Indications	Aripiprazole	Brexpiprazole	Cariprazine
Schizophrenia	Yes	Yes	Yes
Manic/mixed episodes of Bipolar I disorder	Yes	No	Yes
Maintenance treatment of Bipolar I disorder	Yes, as an adjunct to MS	No	No
Bipolar I depression	No (negative RCT)	No	No (positive RCT)
MDD	Yes, as an adjunct	Yes, as an adjunct	No

Figure 4

Targeting neuropsychiatric symptoms in major mental disorders

Principal psychiatric disorders share the common feature of neuroprogression, which implies that there is increasing biopsychosocial impairment as the illness advances. Novel agents like aripiprazole, brexpiprazole, and cariprazine have the potential to treat various disease manifestations and be of value in affective, psychotic, cognitive, and negative symptoms.

Conclusions

Bipolar disorder is a highly disabling condition with a large number of patients remaining symptomatic either because they are refractory to the traditional mood-stabilizing medications or cannot tolerate these due to adverse effects. There is a pressing need for new and better drugs, which are efficacious in treating as well as preventing mood episodes in these patients. Aripiprazole is the first among the unique group of novel antipsychotics that is well studied in all phases of BD and controlled trials have been very helpful in delineating its place in the treatment of this chronic, life-long disorder. It is particularly efficacious in managing patients with the manic polarity of illness and is safe and well tolerated by the majority of treated subjects.
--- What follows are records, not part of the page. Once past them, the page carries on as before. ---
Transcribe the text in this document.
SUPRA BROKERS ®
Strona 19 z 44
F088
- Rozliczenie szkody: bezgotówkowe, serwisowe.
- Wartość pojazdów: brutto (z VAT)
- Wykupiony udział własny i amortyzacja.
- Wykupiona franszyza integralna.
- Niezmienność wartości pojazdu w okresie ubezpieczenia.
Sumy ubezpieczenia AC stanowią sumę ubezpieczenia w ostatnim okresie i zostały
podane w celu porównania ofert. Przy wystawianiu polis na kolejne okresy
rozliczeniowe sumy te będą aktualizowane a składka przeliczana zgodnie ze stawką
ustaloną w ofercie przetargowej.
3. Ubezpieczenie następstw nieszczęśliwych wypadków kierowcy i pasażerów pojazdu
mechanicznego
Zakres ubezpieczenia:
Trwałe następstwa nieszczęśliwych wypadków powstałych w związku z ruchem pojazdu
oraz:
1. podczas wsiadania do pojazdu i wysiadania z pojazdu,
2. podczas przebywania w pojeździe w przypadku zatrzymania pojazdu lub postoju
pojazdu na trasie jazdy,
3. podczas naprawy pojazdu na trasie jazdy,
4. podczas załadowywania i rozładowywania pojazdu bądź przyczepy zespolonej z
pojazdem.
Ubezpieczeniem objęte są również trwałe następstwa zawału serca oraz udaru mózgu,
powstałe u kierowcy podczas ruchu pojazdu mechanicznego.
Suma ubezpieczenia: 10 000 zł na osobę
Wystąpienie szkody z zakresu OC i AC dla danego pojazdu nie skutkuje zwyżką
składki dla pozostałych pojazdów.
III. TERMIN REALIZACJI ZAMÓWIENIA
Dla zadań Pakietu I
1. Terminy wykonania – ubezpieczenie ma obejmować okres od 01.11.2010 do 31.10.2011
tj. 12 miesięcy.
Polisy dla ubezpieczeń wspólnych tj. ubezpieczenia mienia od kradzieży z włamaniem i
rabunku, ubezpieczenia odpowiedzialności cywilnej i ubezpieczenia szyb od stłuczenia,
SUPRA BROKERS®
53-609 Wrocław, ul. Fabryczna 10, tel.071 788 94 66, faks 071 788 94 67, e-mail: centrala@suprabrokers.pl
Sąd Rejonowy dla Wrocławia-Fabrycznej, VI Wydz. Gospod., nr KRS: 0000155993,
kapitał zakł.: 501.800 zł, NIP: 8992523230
Although controlled trials have not proven its worth in acute or recurrent bipolar depression, it may have a place in treating bipolar spectrum disorder patients with substance use and other comorbidities. Currently, it is highly recommended for the management of acute and recurrent mania in Bipolar I disorder. The same appears to be true for mixed episodes, rapid cycling, and psychotic mania. Considering its value in the treatment of anxiety spectrum and addictive disorders, it can be efficacious in bipolar subjects with these concomitant conditions. It is also the preferred agent in patients with metabolic abnormalities and those who are intolerant of other antipsychotics due to the latter’s side effect load.